Director Guillermo Cienfuegos, who serves as artistic director at Rogue Machine Theatre, along with Founding Artistic Director John Perrin Flynn, is the first and most compelling reason I chose to attend and review this play. Infallibly, he chooses top-drawer material that forces an audience to ponder deeply. And he gets his actors to rise, I believe, to heights they never could have imagined from themselves. Each of these five performances is alone worth the price of admission.

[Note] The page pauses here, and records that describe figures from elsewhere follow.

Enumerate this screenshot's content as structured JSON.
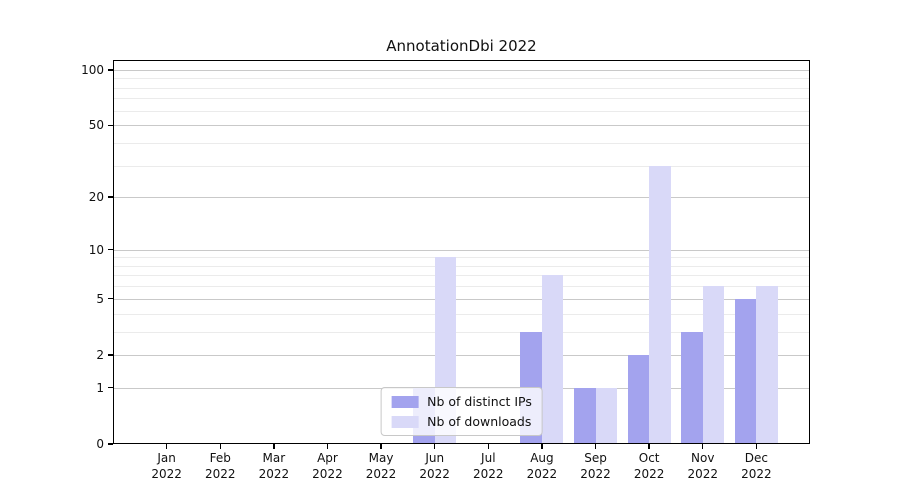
{
  "chart_data": {
    "type": "bar",
    "title": "AnnotationDbi 2022",
    "categories": [
      "Jan",
      "Feb",
      "Mar",
      "Apr",
      "May",
      "Jun",
      "Jul",
      "Aug",
      "Sep",
      "Oct",
      "Nov",
      "Dec"
    ],
    "year": "2022",
    "series": [
      {
        "name": "Nb of distinct IPs",
        "color": "#a3a3ee",
        "values": [
          0,
          0,
          0,
          0,
          0,
          1,
          0,
          3,
          1,
          2,
          3,
          5
        ]
      },
      {
        "name": "Nb of downloads",
        "color": "#d9d9f8",
        "values": [
          0,
          0,
          0,
          0,
          0,
          9,
          0,
          7,
          1,
          30,
          6,
          6
        ]
      }
    ],
    "yscale": "log1p",
    "yticks_major": [
      0,
      1,
      2,
      5,
      10,
      20,
      50,
      100
    ],
    "yticks_minor": [
      3,
      4,
      6,
      7,
      8,
      9,
      30,
      40,
      60,
      70,
      80,
      90
    ],
    "ylim": [
      0,
      113
    ],
    "xlabel": "",
    "ylabel": "",
    "grid": "on",
    "legend_position": "lower-center"
  }
}
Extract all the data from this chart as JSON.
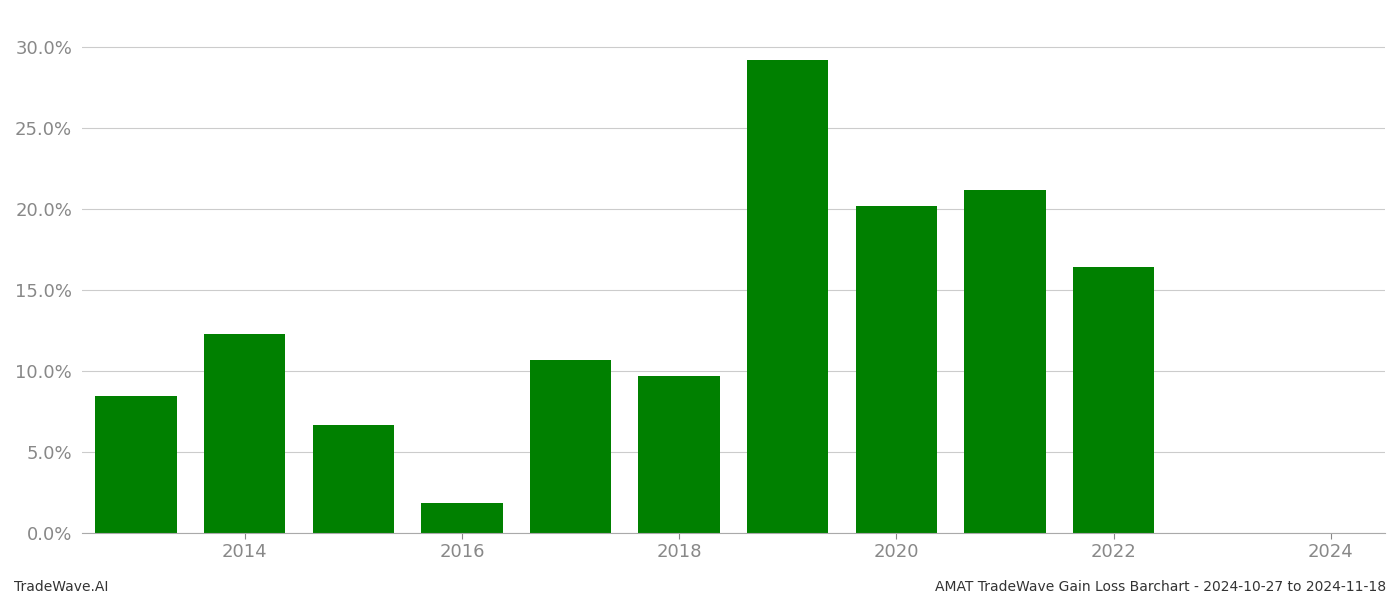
{
  "years": [
    2013,
    2014,
    2015,
    2016,
    2017,
    2018,
    2019,
    2020,
    2021,
    2022,
    2023
  ],
  "values": [
    0.0845,
    0.1225,
    0.0665,
    0.018,
    0.107,
    0.097,
    0.292,
    0.202,
    0.212,
    0.164,
    0.0
  ],
  "bar_color": "#008000",
  "background_color": "#ffffff",
  "grid_color": "#cccccc",
  "ylabel_color": "#888888",
  "xlabel_color": "#888888",
  "ylim": [
    0.0,
    0.32
  ],
  "yticks": [
    0.0,
    0.05,
    0.1,
    0.15,
    0.2,
    0.25,
    0.3
  ],
  "xtick_positions": [
    2014,
    2016,
    2018,
    2020,
    2022,
    2024
  ],
  "xlim": [
    2012.5,
    2024.5
  ],
  "footer_left": "TradeWave.AI",
  "footer_right": "AMAT TradeWave Gain Loss Barchart - 2024-10-27 to 2024-11-18",
  "footer_fontsize": 10,
  "tick_fontsize": 13,
  "bar_width": 0.75
}
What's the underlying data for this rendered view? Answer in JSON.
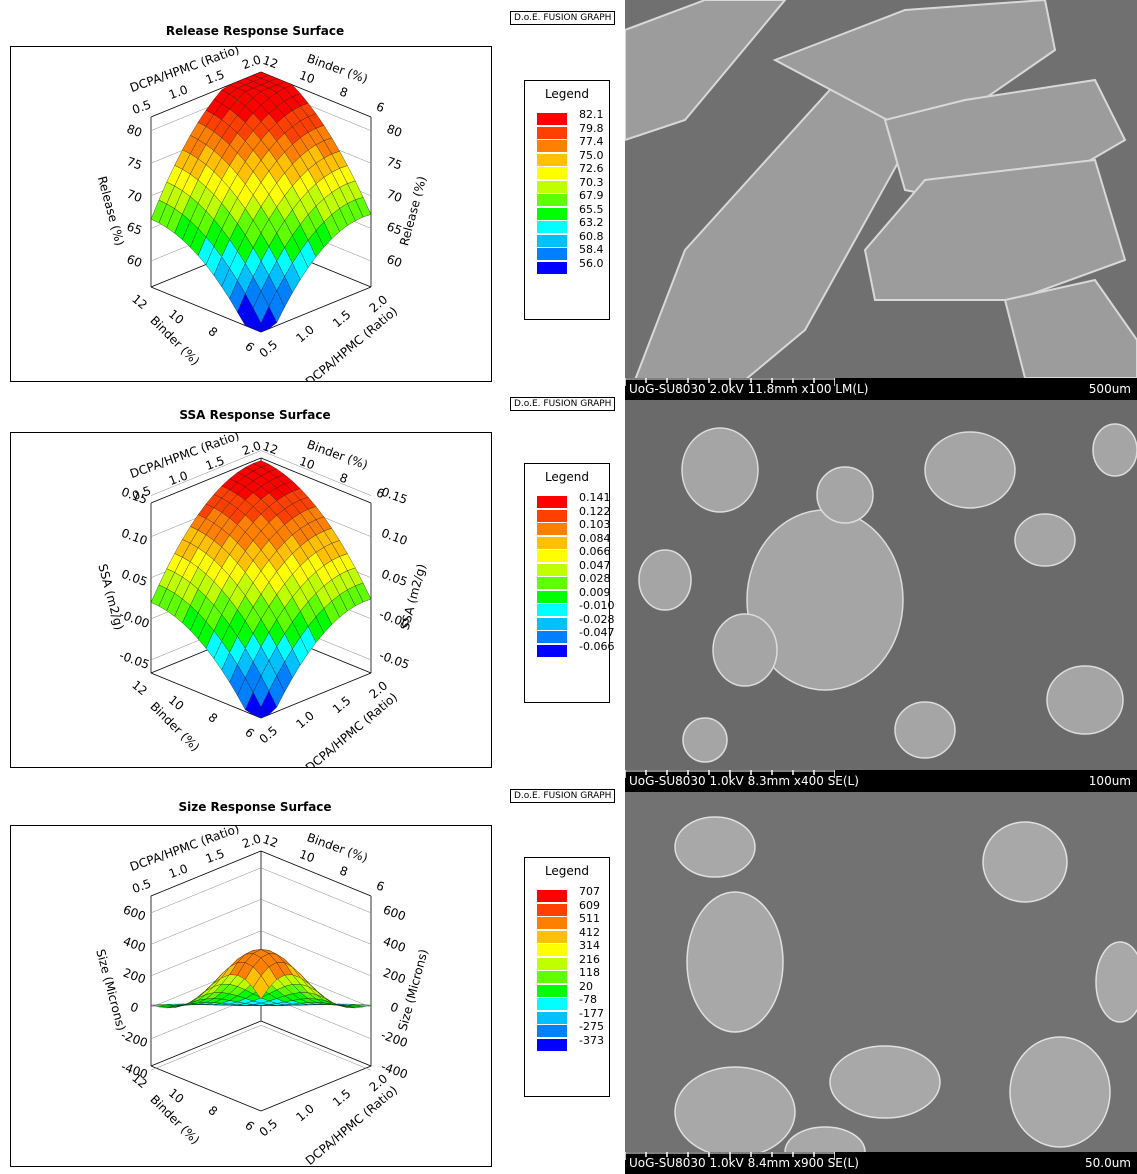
{
  "chart_data": [
    {
      "type": "surface",
      "title": "Release Response Surface",
      "badge": "D.o.E. FUSION GRAPH",
      "zlabel": "Release (%)",
      "xlabel": "DCPA/HPMC (Ratio)",
      "ylabel": "Binder (%)",
      "x_ticks": [
        "0.5",
        "1.0",
        "1.5",
        "2.0"
      ],
      "y_ticks": [
        "6",
        "8",
        "10",
        "12"
      ],
      "z_ticks": [
        "60",
        "65",
        "70",
        "75",
        "80"
      ],
      "x_range": [
        0.5,
        2.0
      ],
      "y_range": [
        6,
        12
      ],
      "z_range": [
        56.0,
        82.1
      ],
      "legend": {
        "title": "Legend",
        "values": [
          "82.1",
          "79.8",
          "77.4",
          "75.0",
          "72.6",
          "70.3",
          "67.9",
          "65.5",
          "63.2",
          "60.8",
          "58.4",
          "56.0"
        ]
      }
    },
    {
      "type": "surface",
      "title": "SSA Response Surface",
      "badge": "D.o.E. FUSION GRAPH",
      "zlabel": "SSA (m2/g)",
      "xlabel": "DCPA/HPMC (Ratio)",
      "ylabel": "Binder (%)",
      "x_ticks": [
        "0.5",
        "1.0",
        "1.5",
        "2.0"
      ],
      "y_ticks": [
        "6",
        "8",
        "10",
        "12"
      ],
      "z_ticks": [
        "-0.05",
        "-0.00",
        "0.05",
        "0.10",
        "0.15"
      ],
      "x_range": [
        0.5,
        2.0
      ],
      "y_range": [
        6,
        12
      ],
      "z_range": [
        -0.066,
        0.141
      ],
      "legend": {
        "title": "Legend",
        "values": [
          "0.141",
          "0.122",
          "0.103",
          "0.084",
          "0.066",
          "0.047",
          "0.028",
          "0.009",
          "-0.010",
          "-0.028",
          "-0.047",
          "-0.066"
        ]
      }
    },
    {
      "type": "surface",
      "title": "Size Response Surface",
      "badge": "D.o.E. FUSION GRAPH",
      "zlabel": "Size (Microns)",
      "xlabel": "DCPA/HPMC (Ratio)",
      "ylabel": "Binder (%)",
      "x_ticks": [
        "0.5",
        "1.0",
        "1.5",
        "2.0"
      ],
      "y_ticks": [
        "6",
        "8",
        "10",
        "12"
      ],
      "z_ticks": [
        "-400",
        "-200",
        "0",
        "200",
        "400",
        "600"
      ],
      "x_range": [
        0.5,
        2.0
      ],
      "y_range": [
        6,
        12
      ],
      "z_range": [
        -373,
        707
      ],
      "legend": {
        "title": "Legend",
        "values": [
          "707",
          "609",
          "511",
          "412",
          "314",
          "216",
          "118",
          "20",
          "-78",
          "-177",
          "-275",
          "-373"
        ]
      }
    }
  ],
  "legend_colors": [
    "#ff0000",
    "#ff4000",
    "#ff8000",
    "#ffc000",
    "#ffff00",
    "#c0ff00",
    "#60ff00",
    "#00ff00",
    "#00ffff",
    "#00c0ff",
    "#0080ff",
    "#0000ff"
  ],
  "sem": [
    {
      "info": "UoG-SU8030 2.0kV 11.8mm x100 LM(L)",
      "scale": "500um"
    },
    {
      "info": "UoG-SU8030 1.0kV 8.3mm x400 SE(L)",
      "scale": "100um"
    },
    {
      "info": "UoG-SU8030 1.0kV 8.4mm x900 SE(L)",
      "scale": "50.0um"
    }
  ]
}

Is there a protagonist around whom the play revolves? Not the rational, professorial Gina, the new college president and the long-ago mentor of these four young adults, despite the fact that it is her investiture that has brought the group together again. She deems her former students’ politics as simply “un-Christian.” (Incidentally, Gina recalls her youth in the Barry Goldwater campaign where she shared a platform with the young Hillary Clinton. As soon as she mentioned that name, it occurred to me that Roxanne Hart would make an excellent Clinton in a play sometime.)
There’s some hope for Justin that involves a kind of retreat from the real world that torments him so, and a promise of redemption for Kevin that conceivably might work out. There’s no hope for Teresa, who is soon to be married, but the playwright is mum about the details. To some fellow fanatic? That doesn’t bode well either.
Measured by the degree to which a character grows and changes during the course of the play, the protagonist would have to be Gina’s daughter Emily, who eventually finds within her the resources for her own healing. Perhaps her illness is more psychosomatic than medical; one wants to think so.
The topic is extremely challenging—which is a good thing—and the production is superior in every respect. Perhaps as many questions are left unanswered as settled, but bottom line, this is one play not to be missed.
“With political and cultural divisions in our country growing ever more profound,” comments Cienfuegos in his program note, “I believe we need to ask ourselves: do we only reserve our tolerance and love for those with whom we agree? Can we try to understand even those who do not hold our same views or believe as we do? That’s the challenge we’re presenting here tonight.”
Stephanie Kerley Schwartz is responsible for the scenic design, Dan Weingarten for the lighting, Chris Moscatiello for sound, and Christine Cover Ferro for costumes. John Perrin Flynn serves as dramaturg), and Victoria Hoffman as casting director.
Heroes of the Fourth Turning runs at 8 p.m. Fri., Sat., and Mon., and at 3 p.m. on Sun. through October 2. Rogue Machine (in the Matrix Theatre), is located at 7657 Melrose Ave., Los Angeles 90046. Pay-What-You-Want Fridays are Sept. 1 (min. $10), Sept. 8 (min. $15), and Sept. 15 and 22 (min. $20). (No performances Sept. 10, 11.)